Barclays analysts believe the Federal Reserve will highlight the robust growth of the US economy, a labor market near full employment, and balanced risks between inflation and employment at this meeting. This statement indicates that the Federal Reserve will pursue a gradual rate-cut strategy rather than rushing into significant rate cuts. Barclays predicts that in the December statement, the Fed will further clarify that the committee will gradually transition to a more neutral and balanced policy stance to ensure future economic policy stability.
According to Barclays' forecast, the Federal Reserve will announce in its December policy statement that the federal funds rate target range will be cut to 4.25%-4.50%. This adjustment will bring the rate close to the "neutral" level perceived by the Fed, aligning with prior public statements from Fed officials during the "quiet period" and closely matching market expectations. The market had widely anticipated further rate cuts from the Fed within the year, especially as inflationary pressures have eased somewhat.

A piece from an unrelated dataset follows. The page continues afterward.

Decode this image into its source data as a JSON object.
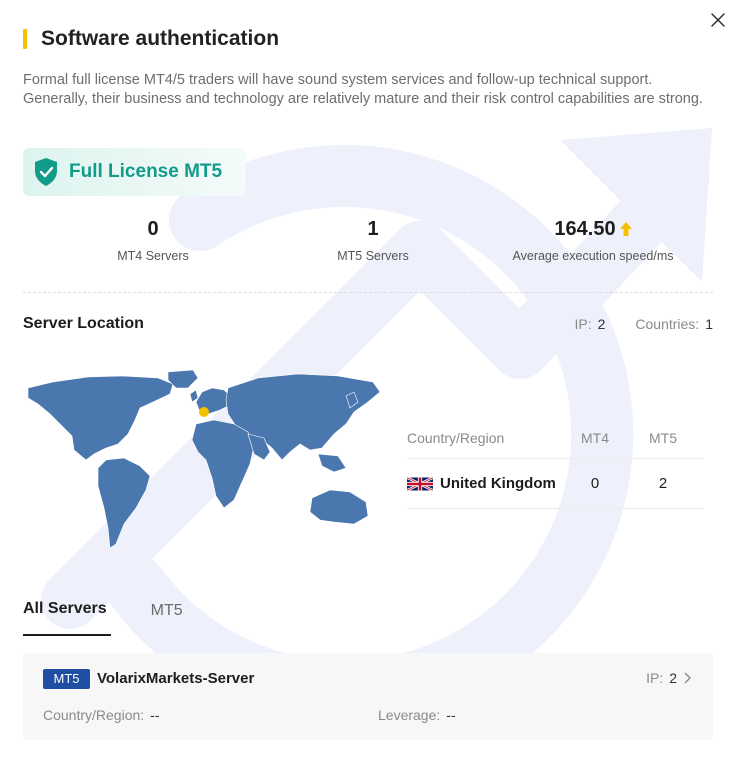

Barclays also expects that in the December Economic Projections Summary, the Federal Reserve will raise its US GDP growth forecast, projecting steady economic growth for 2024. Meanwhile, the unemployment rate forecast may be revised down, while the inflation level is expected to stay near the target range. Despite relatively stable economic growth, Barclays believes the Federal Reserve still needs to be flexible in responding to potential risks, particularly considering the impacts of global economic changes and US domestic demand.
Additionally, Barclays predicts that the Federal Reserve's dot plot will indicate a median federal funds rate of 3.6% for 2025, suggesting there may be three 25-basis-point rate cuts next year, although the exact number of cuts remains uncertain. The bank believes that despite the possibility of future rate cuts, the Fed's rate reductions in 2025 are unlikely to exceed two times. Barclays also foresees that in 2026, the Fed may cut rates twice more, each by 25 basis points, and by 2027, the federal funds rate could potentially be reduced once again.
Overall, Barclays' baseline forecast suggests that despite ongoing US economic growth, the Federal Reserve will continue to adopt gradual rate-cut measures to ensure a transition to a more neutral policy environment, while creating conditions for long-term economic stability. This also means the Fed will maintain a relatively cautious policy stance in the coming years.